Furthermore, a failure mode taxonomy was constructed from an analysis of seven publicly available failure modes and effects analyses (FMEAs) and failure mode sources. While no publicly available FMEAs for hydrogen fueling stations were found, FMEAs for similar systems such as hydrogen fuel cell vehicles and adjacent industries such as oil and gas were consulted. The resulting 33 failure modes and their definitions are initially validated through discussion with a team of five reliability engineering experts and through feedback from presentations as discussed earlier in this section.

To demonstrate the viability of the proposed database, we sought to populate it based on available narrative descriptions of events that occurred in hydrogen fueling stations within the last 10 years. Five events were selected from H2Tools Lessons Learned, the Hydrogen Incident and Accident Database (HIAD), and an incident where we had direct access to the data provider. We determined that almost all of the system data could be readily obtained from the event descriptions. However, it was clear that information on component nominal working pressure, population and time in service (determined from installation date) were not generally reported in these sources. Further, we demonstrated that the component hierarchy was useful in specifying the subsystem, functional group and component that failed for each event. Developing component hierarchies for other hydrogen technologies (e.g., electrolyzers, vehicles, power generation systems) will be key to expanding HyCReD to these systems.

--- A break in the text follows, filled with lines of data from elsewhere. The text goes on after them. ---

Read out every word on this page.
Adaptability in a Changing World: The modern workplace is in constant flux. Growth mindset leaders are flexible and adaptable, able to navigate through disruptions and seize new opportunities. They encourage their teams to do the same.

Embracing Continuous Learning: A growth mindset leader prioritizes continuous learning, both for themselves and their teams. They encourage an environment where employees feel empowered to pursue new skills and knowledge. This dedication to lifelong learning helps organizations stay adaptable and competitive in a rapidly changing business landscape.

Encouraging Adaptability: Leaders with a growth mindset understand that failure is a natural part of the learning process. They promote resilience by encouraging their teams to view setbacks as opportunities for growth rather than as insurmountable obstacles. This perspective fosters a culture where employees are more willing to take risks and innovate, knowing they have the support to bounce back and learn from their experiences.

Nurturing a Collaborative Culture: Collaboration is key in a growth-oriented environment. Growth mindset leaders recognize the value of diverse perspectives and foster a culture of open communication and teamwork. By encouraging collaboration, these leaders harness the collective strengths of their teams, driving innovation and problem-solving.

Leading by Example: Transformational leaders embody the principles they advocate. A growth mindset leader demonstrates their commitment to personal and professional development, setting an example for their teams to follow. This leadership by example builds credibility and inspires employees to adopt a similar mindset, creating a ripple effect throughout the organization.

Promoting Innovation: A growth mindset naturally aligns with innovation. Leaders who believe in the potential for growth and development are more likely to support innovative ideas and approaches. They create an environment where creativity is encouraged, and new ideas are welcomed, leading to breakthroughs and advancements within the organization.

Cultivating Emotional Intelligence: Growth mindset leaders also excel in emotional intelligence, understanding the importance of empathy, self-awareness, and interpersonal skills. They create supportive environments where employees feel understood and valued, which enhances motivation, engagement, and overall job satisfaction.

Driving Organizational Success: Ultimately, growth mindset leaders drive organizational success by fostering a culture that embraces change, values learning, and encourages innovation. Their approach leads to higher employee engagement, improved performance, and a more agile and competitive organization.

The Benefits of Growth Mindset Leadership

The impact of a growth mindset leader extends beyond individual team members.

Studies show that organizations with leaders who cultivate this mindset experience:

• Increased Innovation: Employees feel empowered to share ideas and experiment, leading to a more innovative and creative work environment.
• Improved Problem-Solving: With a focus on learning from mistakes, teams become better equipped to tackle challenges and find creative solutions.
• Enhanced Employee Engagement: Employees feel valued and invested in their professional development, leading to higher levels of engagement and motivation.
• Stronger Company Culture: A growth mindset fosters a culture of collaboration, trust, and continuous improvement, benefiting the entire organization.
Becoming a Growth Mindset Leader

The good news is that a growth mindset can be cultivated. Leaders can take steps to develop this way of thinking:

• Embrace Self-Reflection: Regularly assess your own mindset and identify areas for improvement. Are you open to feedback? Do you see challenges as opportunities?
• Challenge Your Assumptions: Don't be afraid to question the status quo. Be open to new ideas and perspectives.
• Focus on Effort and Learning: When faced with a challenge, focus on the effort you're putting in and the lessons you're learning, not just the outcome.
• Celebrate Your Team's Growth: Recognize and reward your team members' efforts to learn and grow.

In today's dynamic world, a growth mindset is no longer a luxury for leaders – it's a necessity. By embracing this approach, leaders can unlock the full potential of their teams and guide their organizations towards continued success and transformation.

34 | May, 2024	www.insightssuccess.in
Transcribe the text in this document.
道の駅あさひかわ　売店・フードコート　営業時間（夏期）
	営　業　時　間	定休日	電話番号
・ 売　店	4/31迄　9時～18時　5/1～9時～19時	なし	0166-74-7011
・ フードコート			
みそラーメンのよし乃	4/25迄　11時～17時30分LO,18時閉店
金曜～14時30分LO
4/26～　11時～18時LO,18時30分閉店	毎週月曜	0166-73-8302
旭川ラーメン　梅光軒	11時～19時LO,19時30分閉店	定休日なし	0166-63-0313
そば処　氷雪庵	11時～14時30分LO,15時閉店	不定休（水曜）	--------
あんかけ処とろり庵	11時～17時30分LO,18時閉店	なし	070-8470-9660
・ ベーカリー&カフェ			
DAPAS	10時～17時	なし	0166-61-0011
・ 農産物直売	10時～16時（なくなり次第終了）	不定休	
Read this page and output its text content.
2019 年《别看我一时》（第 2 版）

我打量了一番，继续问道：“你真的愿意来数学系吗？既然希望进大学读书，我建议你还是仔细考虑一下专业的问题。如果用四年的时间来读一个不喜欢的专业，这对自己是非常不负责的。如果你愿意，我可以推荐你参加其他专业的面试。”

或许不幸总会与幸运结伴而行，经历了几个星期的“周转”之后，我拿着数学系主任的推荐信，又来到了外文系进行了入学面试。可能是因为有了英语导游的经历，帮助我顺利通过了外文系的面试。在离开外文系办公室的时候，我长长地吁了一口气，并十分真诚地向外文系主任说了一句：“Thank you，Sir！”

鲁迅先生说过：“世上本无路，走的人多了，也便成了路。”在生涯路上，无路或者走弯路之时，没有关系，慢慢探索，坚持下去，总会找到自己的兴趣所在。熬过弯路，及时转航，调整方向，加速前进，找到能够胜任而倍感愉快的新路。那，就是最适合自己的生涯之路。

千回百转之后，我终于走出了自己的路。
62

Through the HyCReD structure, we present a major step towards achieving the goal of having hydrogen component and system reliability data to support QRA, safety analysis, reliability analysis, and maintenance planning. The results generated from HyCReD can provide participants and stakeholders with tangible generating insights that enable prioritizing maintenance activities and targeting components with the highest failure probabilities, thereby eliminating costly downtime. This leads to improved station uptime, higher number of fills, and ultimately greater economic returns. Further, these insights lead to improved station designs for the future and enable targeted component research and development activities improving the most failure-prone components. For the wider hydrogen community, HyCReD will generate results that enable risk assessment models that can be used to help establish safety codes and standards. A proactive treatment of safety and reliability can help industry avoid overregulation and facilitate the wider adoption of profitable hydrogen technologies.